Bonds, though, says all of that is "utter nonsense."

What is the point of this? To prove Redknapp is a liar? To suggest that everything he says should be treated with a degree of distrust? Partly. Maybe. But then, is there any need? This is a man who, after all, has previously called journalists with information, and then -- when asked publicly about the matter -- declaimed: “I don’t know where they get this stuff from.”

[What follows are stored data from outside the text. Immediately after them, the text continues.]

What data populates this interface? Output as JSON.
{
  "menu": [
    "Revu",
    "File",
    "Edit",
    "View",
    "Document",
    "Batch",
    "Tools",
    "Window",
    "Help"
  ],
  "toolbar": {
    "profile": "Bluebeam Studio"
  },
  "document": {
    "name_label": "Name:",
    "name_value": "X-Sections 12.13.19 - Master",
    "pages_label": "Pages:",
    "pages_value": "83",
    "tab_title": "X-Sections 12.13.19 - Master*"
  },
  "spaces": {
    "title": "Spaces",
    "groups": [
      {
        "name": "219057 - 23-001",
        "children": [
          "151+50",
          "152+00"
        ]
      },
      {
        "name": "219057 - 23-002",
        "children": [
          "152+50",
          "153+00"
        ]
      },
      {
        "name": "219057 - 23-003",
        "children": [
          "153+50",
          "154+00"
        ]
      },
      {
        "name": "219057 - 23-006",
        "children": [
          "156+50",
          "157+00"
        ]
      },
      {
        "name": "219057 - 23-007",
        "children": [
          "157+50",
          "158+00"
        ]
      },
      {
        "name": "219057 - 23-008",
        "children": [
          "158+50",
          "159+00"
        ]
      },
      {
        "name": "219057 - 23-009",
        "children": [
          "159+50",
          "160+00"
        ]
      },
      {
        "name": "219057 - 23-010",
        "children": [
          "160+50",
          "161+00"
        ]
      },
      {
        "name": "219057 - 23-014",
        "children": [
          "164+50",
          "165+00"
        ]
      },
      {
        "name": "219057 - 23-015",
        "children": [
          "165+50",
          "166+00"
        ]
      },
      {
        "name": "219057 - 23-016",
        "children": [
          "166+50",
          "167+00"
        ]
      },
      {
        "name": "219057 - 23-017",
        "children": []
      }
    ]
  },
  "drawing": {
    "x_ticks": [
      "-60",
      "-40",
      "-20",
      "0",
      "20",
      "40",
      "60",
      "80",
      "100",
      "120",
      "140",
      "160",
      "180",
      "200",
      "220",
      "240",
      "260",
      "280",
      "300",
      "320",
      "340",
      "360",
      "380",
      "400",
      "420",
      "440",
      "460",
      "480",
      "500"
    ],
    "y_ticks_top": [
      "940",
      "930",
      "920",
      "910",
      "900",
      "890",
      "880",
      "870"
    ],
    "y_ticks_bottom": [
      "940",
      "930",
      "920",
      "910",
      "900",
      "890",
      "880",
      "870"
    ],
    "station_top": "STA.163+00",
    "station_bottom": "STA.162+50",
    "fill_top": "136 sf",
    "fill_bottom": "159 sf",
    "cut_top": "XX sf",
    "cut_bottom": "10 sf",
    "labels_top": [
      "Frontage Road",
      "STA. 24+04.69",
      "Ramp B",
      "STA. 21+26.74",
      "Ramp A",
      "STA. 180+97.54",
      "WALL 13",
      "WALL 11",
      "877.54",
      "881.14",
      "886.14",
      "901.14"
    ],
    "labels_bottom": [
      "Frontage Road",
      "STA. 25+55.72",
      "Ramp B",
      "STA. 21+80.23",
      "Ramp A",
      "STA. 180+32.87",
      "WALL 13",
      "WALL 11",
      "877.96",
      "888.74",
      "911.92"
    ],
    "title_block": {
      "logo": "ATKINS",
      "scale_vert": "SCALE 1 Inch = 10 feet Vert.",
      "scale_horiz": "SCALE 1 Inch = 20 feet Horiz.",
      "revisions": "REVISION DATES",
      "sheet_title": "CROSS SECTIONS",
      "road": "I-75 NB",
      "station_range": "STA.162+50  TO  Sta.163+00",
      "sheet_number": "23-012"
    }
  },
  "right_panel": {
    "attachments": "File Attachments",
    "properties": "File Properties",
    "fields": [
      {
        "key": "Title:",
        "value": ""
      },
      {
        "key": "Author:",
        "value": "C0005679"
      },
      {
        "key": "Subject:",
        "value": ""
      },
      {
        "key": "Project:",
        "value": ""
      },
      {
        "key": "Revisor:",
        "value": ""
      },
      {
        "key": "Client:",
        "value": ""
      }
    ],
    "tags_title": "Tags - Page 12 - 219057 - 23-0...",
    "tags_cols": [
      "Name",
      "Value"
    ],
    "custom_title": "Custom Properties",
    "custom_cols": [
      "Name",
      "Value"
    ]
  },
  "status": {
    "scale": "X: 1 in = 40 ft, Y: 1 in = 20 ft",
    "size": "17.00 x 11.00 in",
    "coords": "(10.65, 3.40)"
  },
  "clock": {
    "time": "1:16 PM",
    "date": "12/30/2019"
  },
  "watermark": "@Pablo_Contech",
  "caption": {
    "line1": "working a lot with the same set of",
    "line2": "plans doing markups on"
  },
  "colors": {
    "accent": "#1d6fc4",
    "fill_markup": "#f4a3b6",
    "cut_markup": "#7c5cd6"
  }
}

From you, Harry. From you.

But there is a broader issue at stake, too. There is a possibility, of course, that Redknapp may not, in any of the above instances, be lying, not in the sense that he set out to mislead anyone. It may just be that truth is a fluid concept; my perception of an event, my truth of it, may not be the same as yours. This may genuinely be how Redknapp recalls all of these things, or the part he played in them.

And this is the crux of it. There is no football journalist in the world who has not been accused, at some point, of providing unreliable information because of a lack of quotes. It is a common refrain, an easy criticism. Yet it completely misses the point. Football managers, football players, agents, scouts, coaches, whoever, mislead -- willingly or not -- on a daily basis.

Sometimes they do so deliberately, and sometimes they do so accidentally. And make no mistake: they all do it, the good ones and the bad -- the two worst for regurgitating inaccurate statistics, for example, are Arsene Wenger and Sam Allardyce.

It is an inherently dishonest world. That is why Redknapp fits into it so seamlessly, because he is so easily dishonest, whether he means to be or not. It is a world we have all created, managers and media and fans alike, because it benefits us all. Managers get to spin information, or disseminate that which is beneficial; the media get to use what they wish how they wish, and the fans can believe the parts that soothe them and ignore the ones that don't.

Redknapp's detractors do not want to believe what he says. They will see Gerrard's and Rodgers' accounts and all the others as the unvarnished truth. Are they? Possibly. Possibly not. Maybe their memories are playing tricks on them. Truth is a fluid concept. We all believe what we want to believe. It's just that Harry makes it a bit harder than everyone else.